France: envers et contre (presque) tous, Hollande poursuit sa politique

12/11/13 à 21:41 - Mise à jour à 21:41

Source: Le Vif

Hué lors des cérémonies du 11 novembre, confronté à une grogne sociale de plus en plus vive, pressé de remanier son gouvernement, François Hollande a assuré mardi qu'il restait déterminé à poursuivre sa politique malgré des sondages calamiteux.

France: envers et contre (presque) tous, Hollande poursuit sa politique

© Reuters

"Le seul objectif que je poursuis aujourd'hui, c'est l'emploi notamment celui des jeunes", a déclaré le président français à l'issue d'une conférence européenne sur l'emploi des jeunes, à laquelle ont participé 24 des 28 chefs d'Etat et de gouvernement de l'UE.

François Hollande s'est engagé à inverser durablement la courbe du chômage à la fin de l'année. Fin septembre, on comptait 3,29 millions de personnes inscrites au chômage et sans aucune activité. Alors que des manifestations d'enseignants, artisans et commerçants devaient marquer une nouvelle semaine sociale délicate pour le gouvernement de gauche, déjà confronté dans l'ouest à la poursuite d'une fronde antifiscale, l'opposition et des membres de la majorité ont tiré mardi la sonnette d'alarme pour un remaniement au plus vite.

"Le gouvernement semble à la fois être devenu sourd et ne plus être entendu (...). Il faut envoyer un signal d'urgence aux Français afin de rétablir le dialogue. Cette urgence doit se traduire par un remaniement gouvernemental. Oui, il faut remplacer le Premier ministre d'urgence", a déclaré ainsi un député socialiste, Malek Boutih, réclamant que le chef de l'Etat s'entoure de "personnalités plus fortes avec qui partager le pouvoir".

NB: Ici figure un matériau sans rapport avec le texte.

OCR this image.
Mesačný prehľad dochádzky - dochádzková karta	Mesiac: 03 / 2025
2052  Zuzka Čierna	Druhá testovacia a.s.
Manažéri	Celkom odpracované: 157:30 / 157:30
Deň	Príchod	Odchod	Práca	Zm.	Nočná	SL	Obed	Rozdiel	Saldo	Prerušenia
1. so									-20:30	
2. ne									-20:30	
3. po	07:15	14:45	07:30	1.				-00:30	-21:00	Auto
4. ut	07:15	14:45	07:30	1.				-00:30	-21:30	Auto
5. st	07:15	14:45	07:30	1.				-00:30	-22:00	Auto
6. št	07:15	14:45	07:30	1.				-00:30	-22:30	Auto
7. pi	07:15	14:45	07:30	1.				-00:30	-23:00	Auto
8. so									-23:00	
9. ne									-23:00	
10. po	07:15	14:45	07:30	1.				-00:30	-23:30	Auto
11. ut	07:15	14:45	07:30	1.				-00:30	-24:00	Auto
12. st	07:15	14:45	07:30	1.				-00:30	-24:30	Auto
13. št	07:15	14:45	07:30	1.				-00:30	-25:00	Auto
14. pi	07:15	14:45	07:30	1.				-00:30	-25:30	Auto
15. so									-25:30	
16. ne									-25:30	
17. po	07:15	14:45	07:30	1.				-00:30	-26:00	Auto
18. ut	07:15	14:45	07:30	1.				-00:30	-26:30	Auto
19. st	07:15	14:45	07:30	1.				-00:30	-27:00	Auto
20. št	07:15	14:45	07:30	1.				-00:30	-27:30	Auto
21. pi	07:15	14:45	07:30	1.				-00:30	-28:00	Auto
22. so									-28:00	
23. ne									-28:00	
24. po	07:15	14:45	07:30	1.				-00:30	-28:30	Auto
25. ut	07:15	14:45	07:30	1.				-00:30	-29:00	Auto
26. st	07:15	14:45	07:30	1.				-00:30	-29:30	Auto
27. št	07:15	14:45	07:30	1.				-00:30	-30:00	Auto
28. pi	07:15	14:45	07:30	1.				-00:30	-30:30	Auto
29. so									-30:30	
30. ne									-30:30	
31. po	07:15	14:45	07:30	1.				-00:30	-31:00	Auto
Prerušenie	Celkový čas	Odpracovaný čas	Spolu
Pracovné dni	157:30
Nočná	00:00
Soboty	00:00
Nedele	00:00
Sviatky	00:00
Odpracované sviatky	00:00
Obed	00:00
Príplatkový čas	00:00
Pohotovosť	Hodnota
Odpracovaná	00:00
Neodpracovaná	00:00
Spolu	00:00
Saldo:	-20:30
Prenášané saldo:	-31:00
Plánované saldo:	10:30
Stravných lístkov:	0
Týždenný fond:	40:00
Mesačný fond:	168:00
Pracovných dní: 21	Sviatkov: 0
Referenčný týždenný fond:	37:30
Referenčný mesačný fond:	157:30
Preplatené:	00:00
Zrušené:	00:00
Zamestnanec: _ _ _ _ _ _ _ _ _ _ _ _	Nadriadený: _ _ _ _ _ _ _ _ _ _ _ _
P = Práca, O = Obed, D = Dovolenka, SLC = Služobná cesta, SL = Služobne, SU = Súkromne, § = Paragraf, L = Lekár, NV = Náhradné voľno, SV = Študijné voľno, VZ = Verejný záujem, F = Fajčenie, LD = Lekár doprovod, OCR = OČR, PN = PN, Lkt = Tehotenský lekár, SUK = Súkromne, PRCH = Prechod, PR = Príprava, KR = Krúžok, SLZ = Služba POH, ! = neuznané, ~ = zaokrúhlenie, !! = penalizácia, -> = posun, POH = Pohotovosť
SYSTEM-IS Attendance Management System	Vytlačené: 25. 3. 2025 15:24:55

Ce député, dont la position est partagée par la candidate socialiste à la mairie de Paris Anne Hidalgo, a suggéré de remplacer Jean-Marc Ayrault par, au choix, le ministre de l'Intérieur Manuel Valls, une cacique du parti et maire de Lille (nord) Martine Aubry, ou le président de l'Assemblée nationale, Claude Bartolone.

Ces commentaires ont fortement déplu dans les rangs du PS, et Martine Aubry a apporté son "plein soutien" au Premier ministre.

Dans un climat social jugé délétère, marqué par des attaques contre des symboles de la République, l'exaspération tous azimuts des Français s'exprime contre la politique fiscale du gouvernement, la réforme des rythmes scolaires ou les restructurations d'entreprises. Elle fait les choux gras de l'opposition qui juge le pays "au bord de la crise de nerfs".

Selon Luc Chatel, le vice-président du principal parti d'opposition, l'UMP, François Hollande "qui avait promis un pays d'apaisement est en train de récolter la tempête". "Nous n'avons jamais connu ce délitement dans la société française, cette fronde de toutes les sensibilités: ouvriers, agriculteurs, artisans, familles, petits patrons (...) le président doit l'entendre, il doit réagir", a poursuivi l'ancien ministre de Nicolas Sarkozy. "François Hollande bousculé par l'exaspération sociale et politique", titrait mardi en une le quotidien Le Monde tandis que le Figaro, proche de l'opposition, jugeait que "La fronde contre le pouvoir se généralise".

Selon un sondage publié lundi, 67% des Français souhaitent que le chef de l'Etat nomme un nouveau Premier ministre. Le style de François Hollande, cible favorite des critiques de l'opposition depuis son arrivée au pouvoir en mai 2012, continuait aussi de cristalliser les attaques.

Un membre de l'opposition, le président du parti du Nouveau Centre, Hervé Morin, dénonçait mardi un chef de l'Etat pas légitime car "vécu comme incompétent". L'ancien conseiller spécial de Nicolas Sarkozy, Henri Guaino, a jugé que sa façon d'exercer le pouvoir conduisait à un "affaiblissement terrible de l'autorité de l'Etat".

Le Premier ministre a accusé l'opposition de faire croire à une crise institutionnelle en France et de "remettre en cause la légitimité" de l'élection de François Hollande. Il a aussi réaffirmé s'atteler à son unique sujet de préoccupation: "le progrès, le redressement de la France, mais aussi les valeurs de la République".

La prise à partie du chef de l'Etat lundi lors des commémorations de l'Armistice, inédite, a choqué en France, même si les incidents sont demeurés limités. Jusqu'à présent, les célébrations à la mémoire des morts pour la France étaient entourées d'un consensus lié à l'unité nationale.

Le ministre de l'Intérieur a accusé les manifestants d'être liés à l'extrême droite. François Hollande a jugé mardi que ces"outrages" et ces "insultes" "déshonorent leurs auteurs".